Jusqu’au bout, deux camps s’étaient dessinés autour des deux favoris. D’un côté Vital Kamerhe, ancien président de l’Assemblée nationale et président de l’UNC (Union nationale congolaise). Un politicien expérimenté, assuré d’une large base électorale dans l’Est et en particulier au Sud Kivu sa province d’origine, mais toujours soupçonné d’avoir gardé le contact avec Joseph Kabila. En face de lui, Félix Tshisekedi, assuré du soutien de l’UDPS, le parti fondé par son père Etienne (dont la dépouille repose toujours dans un funérarium d’Ixelles) et du vote des Kasaïens, longtemps écartés du pouvoir et jugeant leur heure venue. Désireuse de mettre fin au plus vite à l’ère Kabila, l’UDPS avait d’ailleurs, de manière surprenante, accepté l’usage de la « machine à voter » et résolu d’aller aux élections à la date convenue. Se sentant adoubé par son père lui-même, en dépit de ses faibles qualifications, Félix Tshisekedi aura bataillé jusqu’au bout mais le choix de sa candidature aurait divisé l’électorat et affaibli les chances de vaincre le « dauphin ».
Quant à Martin Fayulu, nul n’aurait osé parier sur le fondateur de ECIDE « engagement pour la citoyenneté et le développement ». Ayant sa base électorale à Kinshasa, cet ancien homme d’affaires était présenté comme un homme plus proche de la société civile que des cercles du pouvoir, dépourvu de larges connections populaires ou ethniques. C’était négliger les chances du plus petit dénominateur commun. En réalité Martin Fayulu, né le 21 novembre 1956 à Kinshasa, est un homme politique expérimenté et un intellectuel reconnu, qui, après une maîtrise à l’Institut supérieur de gestion de Paris obtint un MBA à San Francisco. Economiste, homme d’affaires, il rejoint le groupe pétrolier Mobil à Kinshasa en septembre 1984 et termine sa carrière en Ethiopie, au poste de Directeur général de Exxon Mobile après avoir assumé diverses responsabilités au sein du groupe, aux Etats Unis comme dans plusieurs pays africains.
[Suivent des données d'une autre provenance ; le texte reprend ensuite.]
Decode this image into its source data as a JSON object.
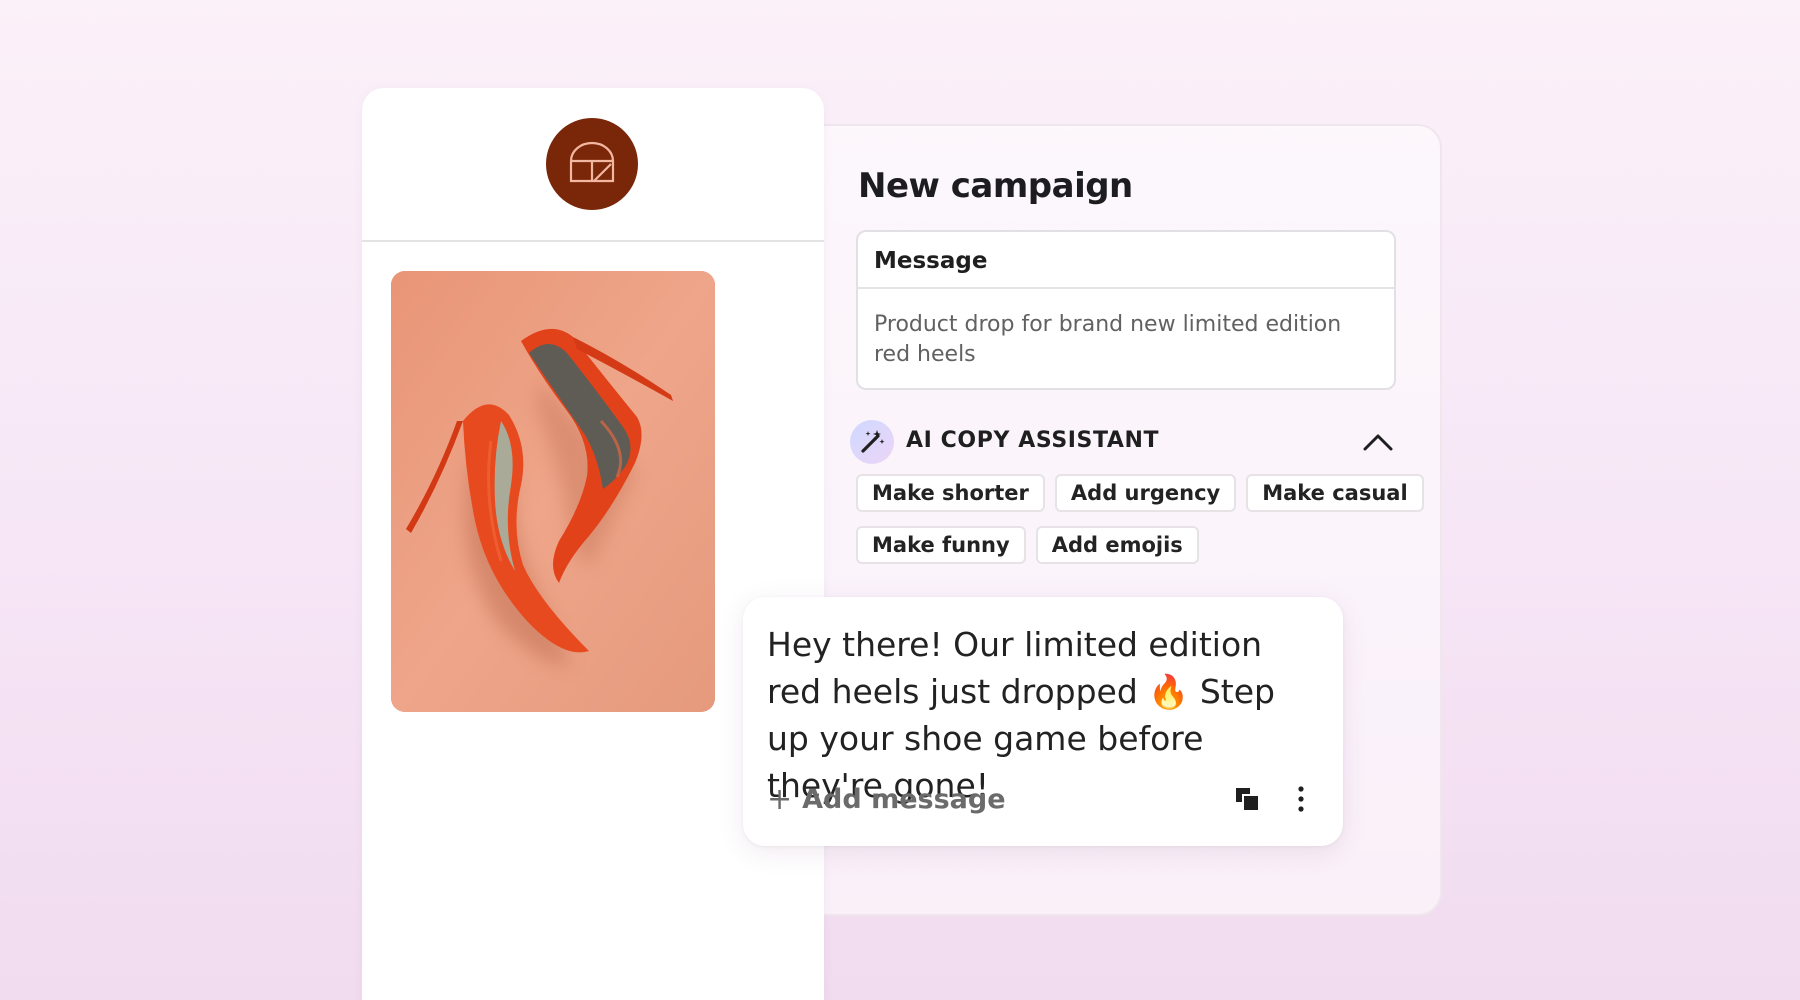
{
  "campaign": {
    "title": "New campaign",
    "message_label": "Message",
    "message_body": "Product drop for brand new limited edition red heels"
  },
  "assistant": {
    "title": "AI COPY ASSISTANT",
    "chips": [
      "Make shorter",
      "Add urgency",
      "Make casual",
      "Make funny",
      "Add emojis"
    ]
  },
  "output": {
    "text": "Hey there! Our limited edition red heels just dropped 🔥 Step up your shoe game before they're gone!",
    "add_message_label": "Add message",
    "add_icon": "+"
  },
  "icons": {
    "brand": "storefront-icon",
    "assistant": "magic-wand-icon",
    "collapse": "chevron-up-icon",
    "copy": "copy-icon",
    "more": "more-vertical-icon"
  },
  "colors": {
    "brand": "#7a2608",
    "product_background": "#e8a083",
    "heel": "#e8421a"
  }
}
Au début des années 90, il se lance en politique et préside le Forum pour la démocratie et le développement, membre de l’Union sacrée de l’opposition, il participe à la Conférence nationale souveraine puis est élu au Haut Conseil de la République.
Son parcours politique n’a rien à envier à celui de son désormais rival Emmanuel Shadary : en 2006, il est élu à Kinshasa député national et provincial, mais choisit l’Assemblée provinciale, en 2011 il est élu député national à la tête de son parti ECIDE et devient coordonnateur des Forces acquises au changement, une plate forme qui regroupe vingt partis politiques. Durant toutes ces années d’engagement politique, Martin Fayulu a tenu à garder son indépendance financière, investissant les économies de sa vie professionnelle dans l’hôtellerie et l’immobilier. Ce qui lui permet de connaître de l’intérieur les défis du développement dans un pays tel que le Congo, un sujet qu’il aime détailler lors de ses rencontres avec la presse.
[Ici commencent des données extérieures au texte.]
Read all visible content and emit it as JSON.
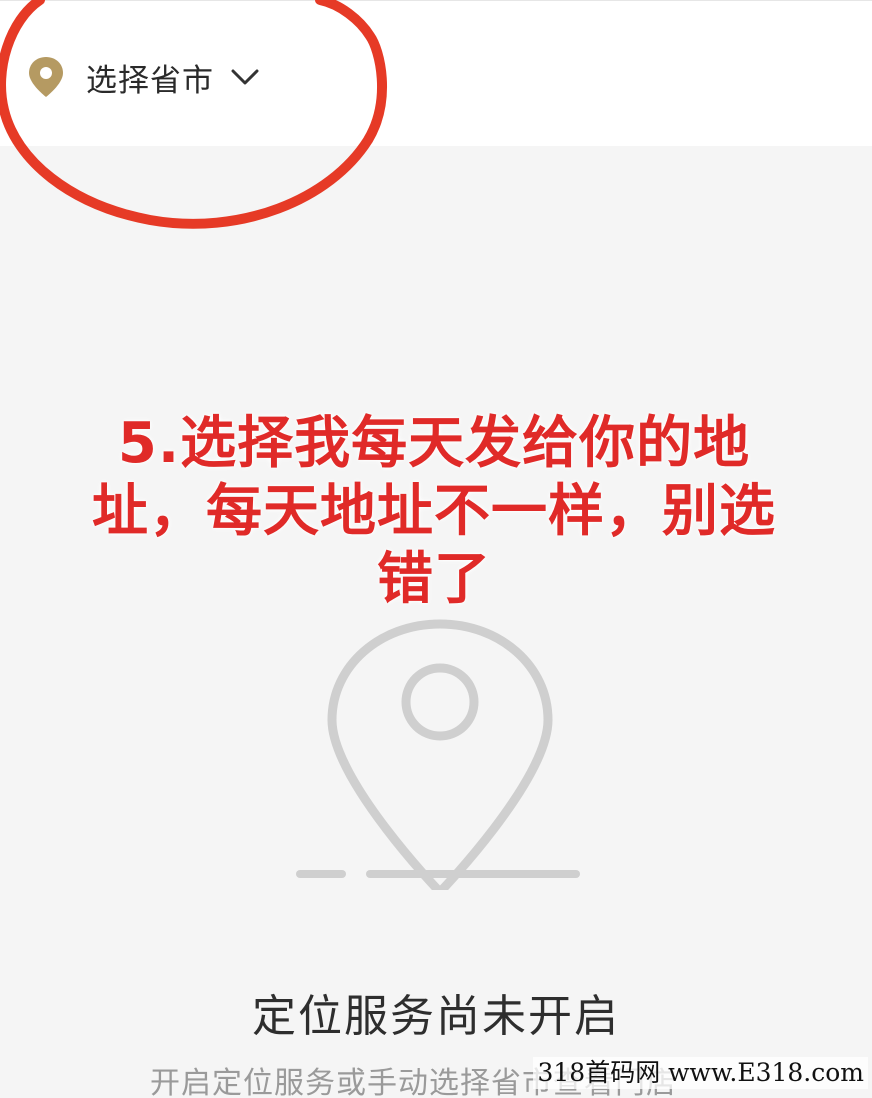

Alors que, depuis l’expiration du mandat de Joseph Kabila en 2016 le climat politique s’est durci et que s’est renforcée la répression des mouvements citoyens, Martin Fayulu a veillé à garder le contact avec les jeunes de Lucha et avec les laïcs chrétiens, il a partagé ses réflexions avec le Docteur Mukwege et d’autres intellectuels et il est bien introduit dans les ambassades occidentales, dont la Belgique.
Si ses anciens compagnons de route ne le poignardent pas dans le dos et si le pouvoir ne lui découvre pas soudain un dossier qui permettrait d’invalider sa candidature, Martin Fayulu représente pour le « dauphin » Emmanuel Shadary un adversaire non négligeable, un homme qui lui aussi saura recevoir et donner des coups et sa candidature peut contribuer à renforcer la crédibilité des prochaines élections…
Nous
Non !
Si tout ce que dit ma compatriote est cette fois-ci très important, il faut en revanche souligner quelques points qui tiennent à la culture congolaise et qui lui échappent ou qu’elle n’a pas voulu mettre en lumière.
1° Le fait seulement que les 7 aient été en Suisse, en plus « privés de leurs portables », blaisse atrocement un esprit congolais qui crie déjà, depuis 58 ans à la néocolonisation ! Qui au Congo voudrait avoir un candidat néocolonial ? Que je sache : personne !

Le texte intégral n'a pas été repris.